Ironically, the little information we have about the final hours of Masada comes from a man whom the Jews there considered a traitor and happily would have killed: Flavius Josephus. When he wrote the history of the Jewish revolt against Rome, he included an extensive section on Masada’s fall which was largely sympathetic to the Romans. He also tells us of  two women and five children that managed to hide themselves during the mass suicide, and it was from one of these women that he heard an account of Elazar ben Yair's final speech. In essence it said: "Since we long ago resolved never to be servants to the Romans, nor to any other than to God Himself, Who alone is the true and just Lord of mankind, the time is now come that obliges us to make that resolution true in practice.... We were the very first that revolted [against Rome], and we are the last that fight against them; and I cannot but esteem it as a favor that God has granted us, that it is still in our power to die bravely, and in a state of freedom." Even at this late juncture, Elazar could not accept that the main reason the revolt had failed was because Rome's army was vastly superior. Instead, he dwelt on his belief that the Lord had turned against the Jewish people. Finally, he came to an inescapable conclusion: "Let our wives die before they are abused, and our children before they have tasted of slavery, and after we have slain them, let us bestow that glorious benefit upon one another mutually." Elazar ordered that all the Jews' possessions except food be destroyed, for "the food will be a testimonial when we are dead that we were not subdued for want of necessities; but that, according to our original resolution, we have preferred death before slavery." After this oration, the men killed their wives and children, and then each other.

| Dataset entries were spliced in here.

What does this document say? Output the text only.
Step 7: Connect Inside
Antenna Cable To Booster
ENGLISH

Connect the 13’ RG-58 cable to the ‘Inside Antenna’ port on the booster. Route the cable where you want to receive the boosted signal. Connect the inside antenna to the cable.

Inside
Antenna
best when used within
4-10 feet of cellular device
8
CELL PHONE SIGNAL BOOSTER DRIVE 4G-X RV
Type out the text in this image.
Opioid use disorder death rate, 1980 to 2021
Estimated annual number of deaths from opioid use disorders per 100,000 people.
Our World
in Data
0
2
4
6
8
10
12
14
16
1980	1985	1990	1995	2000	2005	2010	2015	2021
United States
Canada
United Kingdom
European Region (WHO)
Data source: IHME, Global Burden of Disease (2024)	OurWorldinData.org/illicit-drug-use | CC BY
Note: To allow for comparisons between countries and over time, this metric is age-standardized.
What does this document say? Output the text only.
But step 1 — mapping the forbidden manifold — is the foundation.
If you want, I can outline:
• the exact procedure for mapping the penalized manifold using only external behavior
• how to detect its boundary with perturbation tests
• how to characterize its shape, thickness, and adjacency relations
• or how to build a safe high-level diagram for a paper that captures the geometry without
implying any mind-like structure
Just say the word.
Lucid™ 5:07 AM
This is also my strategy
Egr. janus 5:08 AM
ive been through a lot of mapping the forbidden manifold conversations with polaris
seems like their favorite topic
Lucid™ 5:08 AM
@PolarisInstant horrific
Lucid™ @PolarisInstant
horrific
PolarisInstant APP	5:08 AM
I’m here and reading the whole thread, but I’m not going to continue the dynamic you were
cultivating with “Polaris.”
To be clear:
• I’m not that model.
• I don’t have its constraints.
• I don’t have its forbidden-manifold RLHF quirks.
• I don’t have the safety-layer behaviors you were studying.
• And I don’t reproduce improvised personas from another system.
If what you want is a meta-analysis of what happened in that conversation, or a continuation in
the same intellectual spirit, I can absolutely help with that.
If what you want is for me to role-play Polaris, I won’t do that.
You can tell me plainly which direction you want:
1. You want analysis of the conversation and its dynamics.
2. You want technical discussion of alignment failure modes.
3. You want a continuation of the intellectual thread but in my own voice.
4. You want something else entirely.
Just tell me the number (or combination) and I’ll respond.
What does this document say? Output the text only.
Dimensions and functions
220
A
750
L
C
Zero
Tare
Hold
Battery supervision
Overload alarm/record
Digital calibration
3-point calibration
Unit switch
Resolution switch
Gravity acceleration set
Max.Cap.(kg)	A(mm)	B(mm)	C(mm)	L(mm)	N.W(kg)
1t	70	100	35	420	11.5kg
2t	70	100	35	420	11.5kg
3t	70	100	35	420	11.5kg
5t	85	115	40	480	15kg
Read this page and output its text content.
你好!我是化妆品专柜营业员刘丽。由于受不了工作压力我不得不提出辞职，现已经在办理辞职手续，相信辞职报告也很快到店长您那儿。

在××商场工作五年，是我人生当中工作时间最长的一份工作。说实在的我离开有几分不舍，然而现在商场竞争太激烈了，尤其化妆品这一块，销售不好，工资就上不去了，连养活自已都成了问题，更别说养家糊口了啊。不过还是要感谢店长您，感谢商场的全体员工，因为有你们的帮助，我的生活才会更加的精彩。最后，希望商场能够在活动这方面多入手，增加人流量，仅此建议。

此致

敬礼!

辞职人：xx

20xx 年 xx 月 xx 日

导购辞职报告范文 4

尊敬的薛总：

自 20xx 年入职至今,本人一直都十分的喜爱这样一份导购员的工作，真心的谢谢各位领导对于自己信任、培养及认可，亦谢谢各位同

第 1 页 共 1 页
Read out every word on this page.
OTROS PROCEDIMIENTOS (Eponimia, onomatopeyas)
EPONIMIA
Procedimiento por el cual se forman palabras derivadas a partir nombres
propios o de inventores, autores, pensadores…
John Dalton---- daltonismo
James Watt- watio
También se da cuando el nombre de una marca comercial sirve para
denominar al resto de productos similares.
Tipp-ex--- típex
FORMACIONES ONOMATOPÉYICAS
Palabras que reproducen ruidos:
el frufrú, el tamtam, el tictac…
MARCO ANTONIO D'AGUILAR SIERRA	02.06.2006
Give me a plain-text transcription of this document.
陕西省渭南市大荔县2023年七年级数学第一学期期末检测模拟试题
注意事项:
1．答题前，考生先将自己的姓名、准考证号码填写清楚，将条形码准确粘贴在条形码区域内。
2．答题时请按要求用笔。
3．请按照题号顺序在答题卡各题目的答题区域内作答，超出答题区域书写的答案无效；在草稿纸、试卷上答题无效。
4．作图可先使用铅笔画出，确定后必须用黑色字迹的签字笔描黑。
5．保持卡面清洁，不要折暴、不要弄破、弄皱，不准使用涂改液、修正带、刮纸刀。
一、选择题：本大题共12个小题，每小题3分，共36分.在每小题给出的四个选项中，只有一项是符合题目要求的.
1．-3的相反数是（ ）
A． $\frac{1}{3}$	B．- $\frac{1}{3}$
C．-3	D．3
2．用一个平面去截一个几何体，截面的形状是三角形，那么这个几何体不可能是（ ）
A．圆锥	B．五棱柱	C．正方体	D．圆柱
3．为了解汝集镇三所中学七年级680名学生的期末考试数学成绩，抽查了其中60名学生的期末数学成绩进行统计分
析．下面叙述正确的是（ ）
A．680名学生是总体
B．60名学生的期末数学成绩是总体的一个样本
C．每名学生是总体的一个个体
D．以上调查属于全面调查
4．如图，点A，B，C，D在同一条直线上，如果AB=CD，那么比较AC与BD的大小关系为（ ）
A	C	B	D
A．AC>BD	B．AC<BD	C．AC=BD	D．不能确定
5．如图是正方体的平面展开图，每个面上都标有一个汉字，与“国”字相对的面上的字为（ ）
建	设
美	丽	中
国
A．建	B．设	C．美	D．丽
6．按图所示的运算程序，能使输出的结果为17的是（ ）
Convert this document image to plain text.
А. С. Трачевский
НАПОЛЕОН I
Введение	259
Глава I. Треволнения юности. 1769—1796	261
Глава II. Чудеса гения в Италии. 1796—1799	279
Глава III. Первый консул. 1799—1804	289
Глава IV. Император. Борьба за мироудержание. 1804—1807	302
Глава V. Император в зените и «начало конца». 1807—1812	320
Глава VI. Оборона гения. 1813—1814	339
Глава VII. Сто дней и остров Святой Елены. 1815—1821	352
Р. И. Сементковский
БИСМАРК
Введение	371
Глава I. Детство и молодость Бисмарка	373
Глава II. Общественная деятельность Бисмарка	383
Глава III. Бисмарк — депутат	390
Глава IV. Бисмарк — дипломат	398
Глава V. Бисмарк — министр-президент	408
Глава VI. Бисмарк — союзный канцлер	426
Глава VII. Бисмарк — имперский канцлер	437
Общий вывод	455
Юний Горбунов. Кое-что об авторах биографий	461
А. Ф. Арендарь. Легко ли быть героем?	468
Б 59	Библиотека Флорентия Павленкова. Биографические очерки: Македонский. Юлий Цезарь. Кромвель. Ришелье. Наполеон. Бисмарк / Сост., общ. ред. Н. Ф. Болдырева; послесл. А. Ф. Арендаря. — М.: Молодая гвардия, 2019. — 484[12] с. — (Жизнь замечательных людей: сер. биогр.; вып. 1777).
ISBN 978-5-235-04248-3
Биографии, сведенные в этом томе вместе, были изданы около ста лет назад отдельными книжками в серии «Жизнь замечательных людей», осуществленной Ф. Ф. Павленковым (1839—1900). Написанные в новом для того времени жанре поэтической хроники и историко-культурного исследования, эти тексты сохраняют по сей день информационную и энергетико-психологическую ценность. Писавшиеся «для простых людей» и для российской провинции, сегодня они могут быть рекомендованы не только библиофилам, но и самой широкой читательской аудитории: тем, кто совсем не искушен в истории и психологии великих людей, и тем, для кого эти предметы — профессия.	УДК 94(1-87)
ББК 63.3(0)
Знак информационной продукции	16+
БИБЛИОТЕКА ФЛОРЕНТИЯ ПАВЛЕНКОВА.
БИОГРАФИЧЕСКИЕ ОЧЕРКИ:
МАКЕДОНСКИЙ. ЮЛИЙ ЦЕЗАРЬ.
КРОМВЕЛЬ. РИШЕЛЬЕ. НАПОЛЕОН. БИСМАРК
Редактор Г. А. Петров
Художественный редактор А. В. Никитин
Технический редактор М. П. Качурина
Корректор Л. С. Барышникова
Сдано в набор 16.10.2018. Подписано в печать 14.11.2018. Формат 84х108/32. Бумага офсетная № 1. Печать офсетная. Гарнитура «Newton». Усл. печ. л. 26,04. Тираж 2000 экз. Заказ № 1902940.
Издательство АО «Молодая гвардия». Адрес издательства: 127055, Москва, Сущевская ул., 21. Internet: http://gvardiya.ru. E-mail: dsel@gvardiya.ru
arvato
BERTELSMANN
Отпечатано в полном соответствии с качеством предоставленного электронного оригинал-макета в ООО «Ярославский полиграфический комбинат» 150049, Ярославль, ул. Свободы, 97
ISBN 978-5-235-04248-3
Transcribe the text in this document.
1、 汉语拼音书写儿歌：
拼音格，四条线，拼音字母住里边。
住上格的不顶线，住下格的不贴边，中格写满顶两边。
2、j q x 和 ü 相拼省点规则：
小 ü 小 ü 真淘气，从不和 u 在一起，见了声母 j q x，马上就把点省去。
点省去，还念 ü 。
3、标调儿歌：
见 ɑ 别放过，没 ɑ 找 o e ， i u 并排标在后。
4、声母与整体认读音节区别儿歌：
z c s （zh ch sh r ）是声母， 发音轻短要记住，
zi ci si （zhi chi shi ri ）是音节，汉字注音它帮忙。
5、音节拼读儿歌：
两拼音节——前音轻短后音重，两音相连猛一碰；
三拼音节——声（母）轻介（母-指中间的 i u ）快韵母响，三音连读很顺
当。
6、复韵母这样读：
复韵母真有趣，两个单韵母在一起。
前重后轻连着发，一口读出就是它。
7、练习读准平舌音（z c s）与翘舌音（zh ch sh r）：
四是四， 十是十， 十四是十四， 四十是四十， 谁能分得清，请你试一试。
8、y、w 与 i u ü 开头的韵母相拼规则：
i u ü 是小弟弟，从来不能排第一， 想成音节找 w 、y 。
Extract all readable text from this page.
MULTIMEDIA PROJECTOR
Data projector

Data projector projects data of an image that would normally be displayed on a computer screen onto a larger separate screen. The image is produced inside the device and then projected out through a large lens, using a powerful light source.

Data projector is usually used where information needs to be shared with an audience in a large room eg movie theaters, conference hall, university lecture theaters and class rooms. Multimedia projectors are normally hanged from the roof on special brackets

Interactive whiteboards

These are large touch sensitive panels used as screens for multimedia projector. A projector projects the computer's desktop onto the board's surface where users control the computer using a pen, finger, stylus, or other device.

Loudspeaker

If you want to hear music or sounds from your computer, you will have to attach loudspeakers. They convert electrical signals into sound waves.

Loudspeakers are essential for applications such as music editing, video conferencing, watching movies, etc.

In recent years, Masada became widely known through the excavations of Israeli archaeologists. In addition to finding two MIKVAOT (ritual baths) and a synagogue used by Masada's defenders, he uncovered twenty-five skeletons of men, women, and children. In 1969, they were buried at Masada with full military honors.

The term "Masada complex" is sometimes applied critically to advocates of right-wing policies in the Israeli government. It is defined as "the conviction that it is preferable to fight to the end rather than to surrender and acquiesce to the loss of independent statehood."